The Natural Resource Governance Institute (NRGI), a New York-based independent watchdog, said in a report earlier this month Nigeria was failing to recover the full value of oil sold by the NNPC amid poorly structured deals and unaccountable spending.
“Inside NNPC Oil Sales: A Case for Reform in Nigeria” is described as the first in-depth, independent analysis of the “complicated and shadowy deals” through which NNPC sells Nigeria’s oil.
The report details how the corporation has been increasingly withholding large sums of money from the Nigerian treasury.
It retained an estimated $12.3 billion from the sale of 110 million barrels of oil over 10 years from a single block controlled by a subsidiary, NRGI claims.
Oil buyers are often unqualified intermediaries who capture margins for themselves while adding little value to deals, it said, while oil-for-fuel swap agreements and other contracts are opaque and contain unbalanced terms.
In 2013, the treasury received only 58 percent from $16.8 billion worth of oil NNPC had earmarked for its underperforming refineries, NRGI said.

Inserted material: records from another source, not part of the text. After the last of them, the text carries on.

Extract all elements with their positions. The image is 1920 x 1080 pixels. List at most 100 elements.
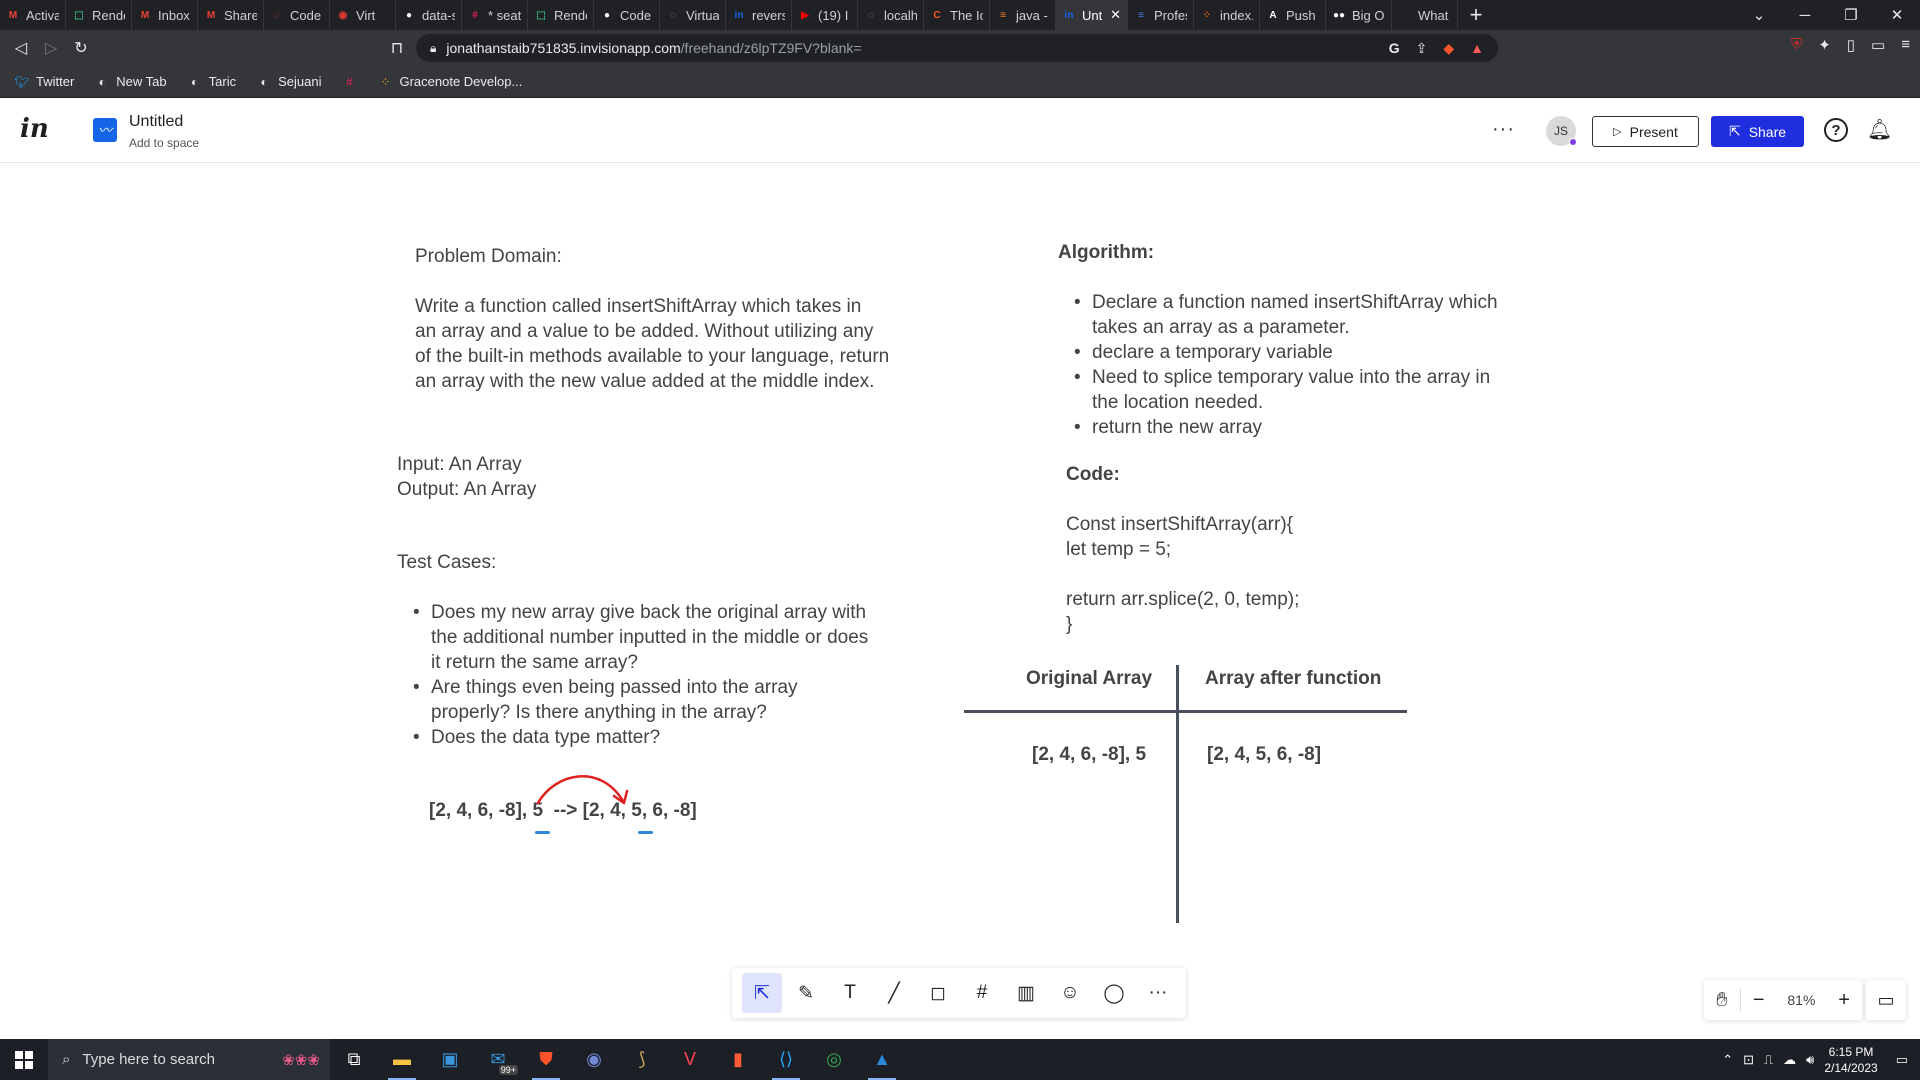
onedrive-icon[interactable]: ☁ (1783, 1052, 1796, 1068)
new-tab-button[interactable]: + (1458, 2, 1494, 28)
frame-tool-icon[interactable]: # (962, 973, 1002, 1013)
tab-close-icon[interactable]: ✕ (1110, 7, 1121, 23)
browser-tab[interactable]: ◌ Code C (264, 0, 330, 30)
tab-search-icon[interactable]: ⌄ (1736, 0, 1782, 30)
test-case-item[interactable]: Does my new array give back the original… (413, 600, 868, 675)
forward-icon[interactable]: ▷ (36, 33, 66, 63)
photos-icon[interactable]: ▲ (858, 1039, 906, 1080)
insert-arrow-drawing[interactable] (530, 763, 640, 813)
table-cell-after[interactable]: [2, 4, 5, 6, -8] (1207, 744, 1321, 766)
table-header-original[interactable]: Original Array (1026, 668, 1152, 690)
table-vertical-line[interactable] (1176, 665, 1179, 923)
sticky-note-tool-icon[interactable]: ◻ (918, 973, 958, 1013)
league-icon[interactable]: ⟆ (618, 1039, 666, 1080)
url-input[interactable]: 🔒︎ jonathanstaib751835.invisionapp.com/f… (416, 34, 1498, 62)
taskbar-search[interactable]: ⌕ Type here to search ❀❀❀ (48, 1039, 330, 1080)
problem-domain-heading[interactable]: Problem Domain: (415, 244, 562, 269)
bookmark-item[interactable]: ◐ Sejuani (256, 74, 321, 90)
zoom-in-button[interactable]: + (1826, 989, 1862, 1012)
browser-tab[interactable]: ● data-st (396, 0, 462, 30)
volume-icon[interactable]: 🔊︎ (1806, 1052, 1814, 1068)
vscode-icon[interactable]: ⟨⟩ (762, 1039, 810, 1080)
zoom-level[interactable]: 81% (1777, 992, 1827, 1008)
algorithm-step-item[interactable]: Need to splice temporary value into the … (1074, 365, 1498, 415)
help-icon[interactable]: ? (1824, 118, 1848, 142)
minimize-icon[interactable]: ─ (1782, 0, 1828, 30)
text-tool-icon[interactable]: T (830, 973, 870, 1013)
algorithm-step-item[interactable]: declare a temporary variable (1074, 340, 1498, 365)
input-line[interactable]: Input: An Array (397, 452, 522, 477)
ublock-icon[interactable]: ⛨ (1791, 36, 1802, 54)
browser-tab[interactable]: M Share r (198, 0, 264, 30)
browser-tab[interactable]: M Inbox ( (132, 0, 198, 30)
share-button[interactable]: ⇱ Share (1711, 116, 1804, 147)
browser-tab[interactable]: ≡ Profess (1128, 0, 1194, 30)
bookmark-item[interactable]: 🐦︎ Twitter (14, 74, 74, 90)
browser-tab[interactable]: ● Code F (594, 0, 660, 30)
brave-rewards-icon[interactable]: ▲ (1470, 40, 1484, 57)
browser-tab[interactable]: ⬚ Render (66, 0, 132, 30)
browser-tab[interactable]: ◌ localho (858, 0, 924, 30)
google-icon[interactable]: G (1389, 40, 1400, 57)
invision-logo[interactable]: in (20, 114, 49, 144)
brave-shield-icon[interactable]: ◆ (1443, 40, 1454, 57)
valorant-icon[interactable]: V (666, 1039, 714, 1080)
sidebar-icon[interactable]: ▯ (1847, 36, 1855, 54)
minimap-icon[interactable]: ▭ (1866, 980, 1906, 1020)
browser-tab[interactable]: ●● Big O N (1326, 0, 1392, 30)
browser-tab[interactable]: ⬚ Render (528, 0, 594, 30)
document-title[interactable]: Untitled (129, 113, 183, 131)
notifications-icon[interactable]: 🔔︎ (1867, 117, 1892, 142)
test-cases-heading[interactable]: Test Cases: (397, 550, 496, 575)
browser-tab[interactable]: in reverse (726, 0, 792, 30)
select-tool-icon[interactable]: ⇱ (742, 973, 782, 1013)
algorithm-step-item[interactable]: return the new array (1074, 415, 1498, 440)
start-button[interactable] (0, 1039, 48, 1080)
sticker-tool-icon[interactable]: ☺ (1050, 973, 1090, 1013)
table-cell-original[interactable]: [2, 4, 6, -8], 5 (1032, 744, 1146, 766)
brave-icon[interactable]: ⛊ (522, 1039, 570, 1080)
back-icon[interactable]: ◁ (6, 33, 36, 63)
zoom-out-button[interactable]: − (1741, 989, 1777, 1012)
menu-icon[interactable]: ≡ (1901, 36, 1910, 54)
bookmark-icon[interactable]: ⊓ (382, 33, 412, 63)
comment-tool-icon[interactable]: ◯ (1094, 973, 1134, 1013)
browser-tab[interactable]: ◉ Virt (330, 0, 396, 30)
algorithm-steps-list[interactable]: Declare a function named insertShiftArra… (1074, 290, 1498, 440)
tray-app-icon[interactable]: ⊡ (1743, 1052, 1754, 1068)
wallet-icon[interactable]: ▭ (1871, 36, 1885, 54)
store-icon[interactable]: ▣ (426, 1039, 474, 1080)
browser-tab[interactable]: M Activat (0, 0, 66, 30)
task-view-icon[interactable]: ⧉ (330, 1039, 378, 1080)
browser-tab[interactable]: # * seatt (462, 0, 528, 30)
extensions-icon[interactable]: ✦ (1818, 36, 1831, 54)
browser-tab[interactable]: ≡ java - (990, 0, 1056, 30)
tray-chevron-icon[interactable]: ⌃ (1722, 1052, 1733, 1068)
output-line[interactable]: Output: An Array (397, 477, 536, 502)
test-case-item[interactable]: Does the data type matter? (413, 725, 868, 750)
browser-tab[interactable]: in Unt ✕ (1056, 0, 1128, 30)
file-explorer-icon[interactable]: ▬ (378, 1039, 426, 1080)
bookmark-item[interactable]: ◐ New Tab (94, 74, 167, 90)
test-case-item[interactable]: Are things even being passed into the ar… (413, 675, 868, 725)
table-header-after[interactable]: Array after function (1205, 668, 1381, 690)
share-page-icon[interactable]: ⇪ (1416, 40, 1428, 57)
notifications-center-icon[interactable]: ▭ (1896, 1052, 1908, 1068)
code-heading[interactable]: Code: (1066, 462, 1120, 487)
reload-icon[interactable]: ↻ (66, 33, 96, 63)
restore-icon[interactable]: ❐ (1828, 0, 1874, 30)
browser-tab[interactable]: ▶ (19) I b (792, 0, 858, 30)
browser-tab[interactable]: ◌ Virtual (660, 0, 726, 30)
bookmark-item[interactable]: ◐ Taric (187, 74, 236, 90)
mobile-app-icon[interactable]: ▮ (714, 1039, 762, 1080)
browser-tab[interactable]: A Push in (1260, 0, 1326, 30)
present-button[interactable]: ▷ Present (1592, 116, 1699, 147)
hand-tool-icon[interactable]: ✋︎ (1704, 989, 1740, 1012)
algorithm-heading[interactable]: Algorithm: (1058, 240, 1154, 265)
bookmark-item[interactable]: # (341, 74, 357, 90)
line-tool-icon[interactable]: ╱ (874, 973, 914, 1013)
chrome-icon[interactable]: ◎ (810, 1039, 858, 1080)
bookmark-item[interactable]: ⁘ Gracenote Develop... (377, 74, 522, 90)
test-cases-list[interactable]: Does my new array give back the original… (413, 600, 868, 750)
whiteboard-canvas[interactable]: Problem Domain: Write a function called … (0, 163, 1920, 1039)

“Oil sales are Nigeria’s biggest revenue stream, but management has worsened in recent years,” said Aaron Sayne, co-author of the report.
Alexandra Gillies, who also worked on the analysis, said the combination of a new government and budgetary shortfalls offered Nigeria “its best chance in years” to overhaul NNPC oil deals.
“Everyone — from trading companies to Nigerian citizens — is waiting to see how the new government will approach these transactions, including the allocation of new export or swap contracts,” she said.